Current and upcoming exhibitions at Gregg Museum
Fantastic Fauna–Chimeric Creatures by Beauvais Lyons
Through January 26th, 2020
Evolution. Differentiation. The wondrous variety of individual creatures, one from the other. Many scientists, thinkers, and theorists have put forth their ideas of how the multitude of all living creatures came into being.
Fantastic Fauna-Chimeric Creatures features factitious historical and scientific parodies by Dr. Beauvais Lyons, Director of the Hokes Archives and art professor at the University of Tennessee. Part archaeologist, part scientist, part satirist, part artistic visionary, Director Lyons, on behalf of the Association for Creative Zoology, presents evidence that exotica throughout the animal world is merely a representation of the creative presence in all things. Creatures that have never been seen before are examples of the “zoomorphic juncture”, or the combination of previously built species into new works of creation from the building blocks of existing organisms. They are presented as meticulously rendered lithographs and taxidermy specimens, and stand as a representation of the Hokes Archives’ collection of imaginary archaeology, zoology, and medicine.
Prints presented in this collection include illustrations of such rare zoological creatures as the Giraffe Boa, the Monkey Centaur and the Nordic Hare Falcon. Director Lyons curated this collection of prints and other artifacts to serve as evidence that these fantastical creatures are merely tangible examples of divine creative inspiration and resulting flora and fauna.
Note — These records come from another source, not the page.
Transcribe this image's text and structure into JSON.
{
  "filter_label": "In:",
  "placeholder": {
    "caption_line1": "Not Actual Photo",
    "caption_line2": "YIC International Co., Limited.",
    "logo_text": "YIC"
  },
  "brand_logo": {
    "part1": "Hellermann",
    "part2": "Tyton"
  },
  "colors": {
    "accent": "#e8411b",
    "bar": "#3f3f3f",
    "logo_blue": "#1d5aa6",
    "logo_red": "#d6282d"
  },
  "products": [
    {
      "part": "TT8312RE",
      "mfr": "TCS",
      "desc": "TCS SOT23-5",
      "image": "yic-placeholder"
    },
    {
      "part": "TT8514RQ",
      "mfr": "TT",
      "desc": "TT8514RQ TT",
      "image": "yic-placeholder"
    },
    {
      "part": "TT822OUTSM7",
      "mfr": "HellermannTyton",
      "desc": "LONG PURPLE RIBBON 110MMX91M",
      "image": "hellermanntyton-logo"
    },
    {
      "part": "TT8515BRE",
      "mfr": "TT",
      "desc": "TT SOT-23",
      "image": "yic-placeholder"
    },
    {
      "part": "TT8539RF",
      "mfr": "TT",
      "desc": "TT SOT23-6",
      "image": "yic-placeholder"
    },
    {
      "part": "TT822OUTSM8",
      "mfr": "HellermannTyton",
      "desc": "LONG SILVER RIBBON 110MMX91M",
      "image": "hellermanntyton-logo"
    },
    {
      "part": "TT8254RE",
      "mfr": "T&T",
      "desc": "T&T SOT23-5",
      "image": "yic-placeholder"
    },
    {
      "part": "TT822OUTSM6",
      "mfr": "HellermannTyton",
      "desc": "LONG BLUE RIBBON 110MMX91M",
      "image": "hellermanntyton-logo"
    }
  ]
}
Southbound–Photographs of and about the New South
A joint exhibition with The Power Plant Contemporary Art Gallery in Durham. Local curator: Randall Kenan, Professor of English, UNC-CH
September 5th to December 29th, 2019
Southbound: Photographs of and about the New South is an unprecedented photography exhibition co-curated by Mark Sloan, director and chief curator of the Halsey Institute of Contemporary Art, and Mark Long, professor of political science, both of whom are on the faculty of the College of Charleston, in South Carolina.
Southbound embraces the conundrum of its name. To be southbound is to journey to a place in flux, radically transformed over recent decades, yet also to the place where the past resonates most insistently in the United States. To be southbound is also to confront the weight of preconceived notions about this place, thick with stereotypes, encoded in the artistic, literary, and media records. Southbound engages with and unsettles assumed narratives about this contested region by providing fresh perspectives for understanding the complex admixture of history, geography, and culture that constitutes today’s New South.
Southbound comprises fifty-six photographers’ visions of the South over the first decades of the twenty-first century. Accordingly, it offers a composite image of the region. The photographs echo stories told about the South as a bastion of tradition, as a region remade through Americanization and globalization, and as a land full of surprising realities. The project’s purpose is to investigate senses of place in the South that congeal, however fleetingly, in the spaces between the photographers’ looking, their images, and our own preexisting ideas about the region.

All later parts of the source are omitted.